My name is morgan im 21 and i was a popular cheerleader in highschool, got good grades. And right now i have a great job and i make good money. But my life isnt what i want it to be i cant find my complete happiness. All day I sit and stare off and think about ways to end it all and then i think how i can stop these thoughts. How can i be proud of myself and let things go. I miss my old life and i no i can never have it back but it kills me that i dont wanna wake up in the morning. I go to work then i have to take care of everyone else and im forgeting about myself i should be having fun i mean im 21 its the best years of my life. But to me im not even living im just a robot doing everything im told all the time by my family and my boss and i cant get out of this funk im in. I tried killing myself i always fail so i figure my body does want to live my mind just wants to die. Well thats my expression for the day! Talk to me if you would like!
6 comments
awww maybe you just need to cut loose and have some fun
fuck that, who says 21s the best years of your life, make everyday the best day of your life, enjoy every moment of sight and pain and emotion, feel that feeling that everyone forgets to feel, feel alive. fuck your boss, fuck your family, fuck your life. if they truly understood how you feel then theyd understand its just they never will so its not their fault. my advise is to veto everything in your life right now, good and bad. sell everthing you have and just leave, go travelling. not travelling in the sense of club med and sight seeing but just rock up in some foreign villiage with nothing but your card for emergencies and gps. get a job, help the villiage a lil then move on. youve no idea just how amazing you will feel. right now youre not experiencing any of the exhilarating dangers or leaving a positive mark on this world, just go out into the real world the government shelters you home and remember that it just all about leaving the world a slightly better place to how you found it. and who knows, maybe someday there wont be a single person in the world who has to suffer what you are now.

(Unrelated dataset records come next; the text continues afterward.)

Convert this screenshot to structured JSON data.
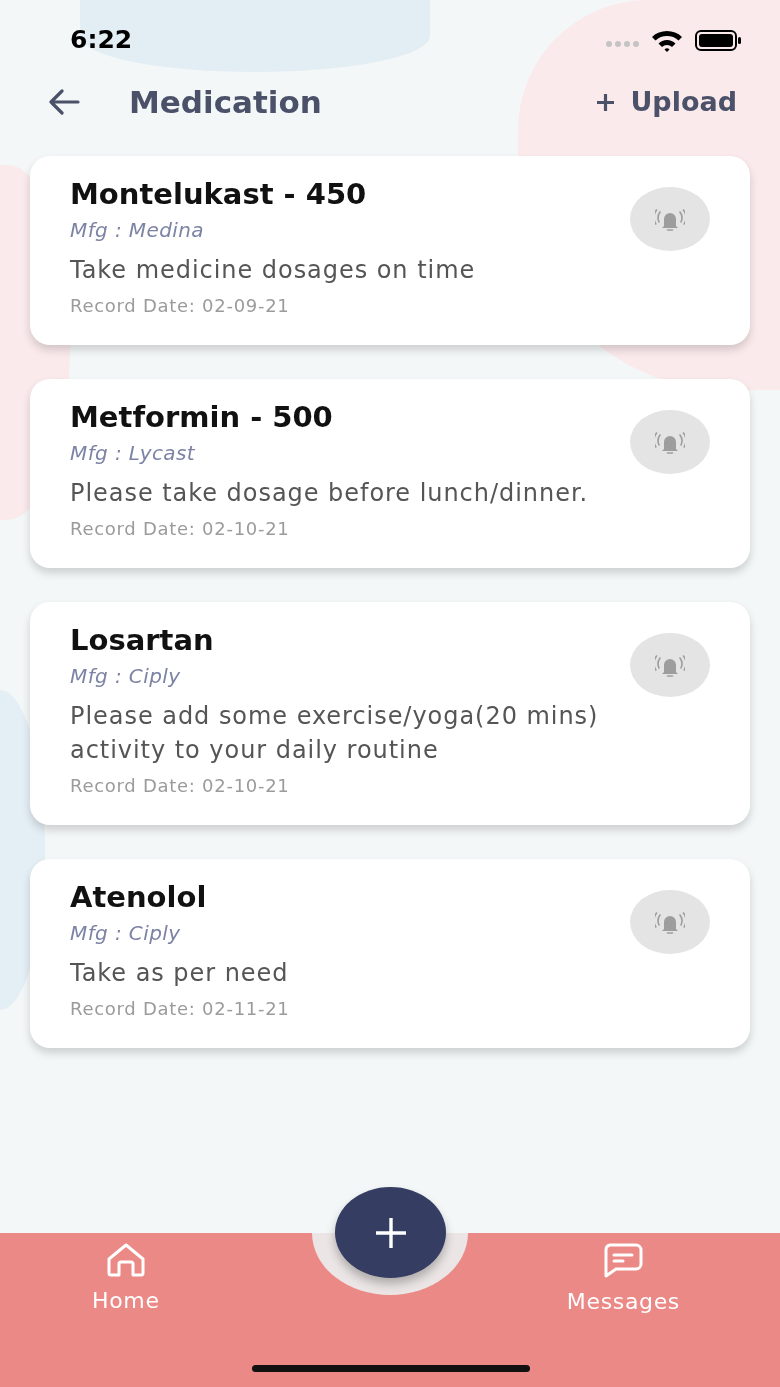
{
  "status_bar": {
    "time": "6:22"
  },
  "header": {
    "title": "Medication",
    "action": "Upload"
  },
  "medications": [
    {
      "name": "Montelukast - 450",
      "manufacturer": "Mfg : Medina",
      "note": "Take medicine dosages on time",
      "record_date": "Record Date: 02-09-21"
    },
    {
      "name": "Metformin - 500",
      "manufacturer": "Mfg : Lycast",
      "note": "Please take dosage before lunch/dinner.",
      "record_date": "Record Date: 02-10-21"
    },
    {
      "name": "Losartan",
      "manufacturer": "Mfg : Ciply",
      "note": "Please add some exercise/yoga(20 mins) activity to your daily routine",
      "record_date": "Record Date: 02-10-21"
    },
    {
      "name": "Atenolol",
      "manufacturer": "Mfg : Ciply",
      "note": "Take as per need",
      "record_date": "Record Date: 02-11-21"
    }
  ],
  "bottom_nav": {
    "items": [
      {
        "kind": "home",
        "label": "Home"
      },
      {
        "kind": "messages",
        "label": "Messages"
      }
    ]
  }
}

my emails lauriejohnson1@hotmail.co.uk drop me a line if you want, im here if you need me
What was so good about the “old days” that you miss now, Morgan??
The old days i was a free spirit my family was together we had fun every summer. I had my own room and place now im bouncing back and forth between my grandmas and boyfriends i dont have a room i never get me time. it just sucks. i want my family back and my old years back where i didnt have to have so much responcibilities and no one was on my case all the time.
I can tell you’re in a much better position than most ppl here. For starters you have a partner.
Responsability is all part of adulthood. Get use to it. It’s not a bad thing. It’s a sign you’re worthy and trusted. The more responsabilities you have is the result of the better person you are.
Bouncing back and forth between two places is better than being stuck in some dull little town like I, trust me. I use to bounce back and forth between a city and town during my teenage years, and like you are now, I didn’t like it at the time. But looking back, those days were fun. Each place was different and special in its own way. Coming back to the same home every evening and waking up in the same bed every morning isn’t as fun (I’m not saying it’s bad either, it’s just not as fun and adventerous).
Please try look at the positives further down the road because I can already sense there are some waiting for you and I’m a miserable, depressed bastard myself.